The Union Solidarity and Development Party gathered in the capital Naypyidaw as it looks towards a 2015 election that many expect to be the greatest litmus test of reforms that have swept the country under the current quasi-civilian regime.

President Thein Sein, who greeted delegates at the start of the three-day conference, stepped down as party chief to take office last year and the post has since remained vacant.

Members are expected to select new leadership as part of their efforts to map out the party’s strategy.

“We will discuss how we can better serve the people,” USDP general secretary Htay Oo told AFP ahead of the meeting.

“We are not only aiming to win 2015… We will continue working even if we do not win,” he said, adding that the party had not been put off by its defeat in the April by-election.

The USDP lost all but one of the 45 seats it contested in the vote which swept Suu Kyi and members of her National League for Democracy into parliament.

This week the Nobel laureate said she had “the courage to be president” if elected, signalling a willingness to take the top job.

That would require the amendment of a constitution that bars those with close foreign relatives from holding high office.
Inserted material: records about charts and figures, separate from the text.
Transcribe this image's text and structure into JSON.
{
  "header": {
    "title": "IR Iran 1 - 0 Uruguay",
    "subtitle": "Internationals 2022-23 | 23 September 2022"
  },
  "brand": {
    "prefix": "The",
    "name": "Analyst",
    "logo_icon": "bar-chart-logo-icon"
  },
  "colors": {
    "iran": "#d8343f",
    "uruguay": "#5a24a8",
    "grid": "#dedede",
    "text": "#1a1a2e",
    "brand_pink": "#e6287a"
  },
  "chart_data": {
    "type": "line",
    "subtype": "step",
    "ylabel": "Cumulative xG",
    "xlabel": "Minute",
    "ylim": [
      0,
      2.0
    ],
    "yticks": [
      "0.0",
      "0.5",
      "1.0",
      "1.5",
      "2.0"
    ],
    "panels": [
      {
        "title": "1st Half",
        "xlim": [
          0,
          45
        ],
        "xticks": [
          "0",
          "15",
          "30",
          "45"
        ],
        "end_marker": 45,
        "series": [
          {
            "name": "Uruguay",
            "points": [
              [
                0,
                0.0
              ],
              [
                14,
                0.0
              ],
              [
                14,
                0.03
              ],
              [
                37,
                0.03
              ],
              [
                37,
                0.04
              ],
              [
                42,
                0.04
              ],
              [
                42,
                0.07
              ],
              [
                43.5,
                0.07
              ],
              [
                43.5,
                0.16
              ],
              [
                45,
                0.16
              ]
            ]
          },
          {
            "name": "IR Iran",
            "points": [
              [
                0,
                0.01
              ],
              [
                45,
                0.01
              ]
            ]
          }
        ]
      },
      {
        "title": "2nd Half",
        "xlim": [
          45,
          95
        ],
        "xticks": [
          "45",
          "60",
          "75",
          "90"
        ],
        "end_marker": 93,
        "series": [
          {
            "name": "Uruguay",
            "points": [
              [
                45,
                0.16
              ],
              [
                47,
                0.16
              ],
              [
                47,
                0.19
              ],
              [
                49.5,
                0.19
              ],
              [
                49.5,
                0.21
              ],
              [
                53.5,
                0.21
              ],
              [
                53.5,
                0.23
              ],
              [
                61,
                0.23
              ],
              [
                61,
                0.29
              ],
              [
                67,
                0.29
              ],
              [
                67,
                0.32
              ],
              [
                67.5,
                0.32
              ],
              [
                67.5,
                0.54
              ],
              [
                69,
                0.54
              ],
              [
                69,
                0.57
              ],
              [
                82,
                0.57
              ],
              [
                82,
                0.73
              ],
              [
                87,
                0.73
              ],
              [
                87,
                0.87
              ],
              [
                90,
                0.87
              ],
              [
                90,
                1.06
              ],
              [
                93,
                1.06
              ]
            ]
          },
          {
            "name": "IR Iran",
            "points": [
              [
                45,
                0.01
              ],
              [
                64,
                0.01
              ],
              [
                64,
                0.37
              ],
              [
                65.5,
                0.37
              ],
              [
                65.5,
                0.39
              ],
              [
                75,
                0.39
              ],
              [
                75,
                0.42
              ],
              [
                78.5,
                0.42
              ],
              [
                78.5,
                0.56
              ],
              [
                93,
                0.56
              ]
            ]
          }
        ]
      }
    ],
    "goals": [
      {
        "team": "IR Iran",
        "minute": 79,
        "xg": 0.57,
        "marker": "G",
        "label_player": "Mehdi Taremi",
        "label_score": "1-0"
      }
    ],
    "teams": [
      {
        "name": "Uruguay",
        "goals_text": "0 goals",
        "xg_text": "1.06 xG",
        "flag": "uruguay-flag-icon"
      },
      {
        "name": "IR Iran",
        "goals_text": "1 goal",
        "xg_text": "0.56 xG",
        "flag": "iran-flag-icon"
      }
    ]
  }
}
Suu Kyi, who married a British academic, has two sons living in the West.

Analysts say Thein Sein is locked in a power struggle with the lower house speaker and USDP vice president Shwe Mann, widely considered to harbour ambitions of taking the presidency after 2015.

The relationship between the pair, both former generals, is believed to have soured after Thein Sein was appointed president while Shwe Mann, who was more senior under the previous regime, took the lesser role of speaker.

But observers say electoral success will be a formidable challenge for the USDP, which swept a poll two years ago that was marred by allegations of fraud and the absence of Suu Kyi, who was released from house arrest just days later.

“They cannot rig the election like before, so the USDP might need to find another way for themselves,” said Hkun Htun Oo of the Shan National League for Democracy party.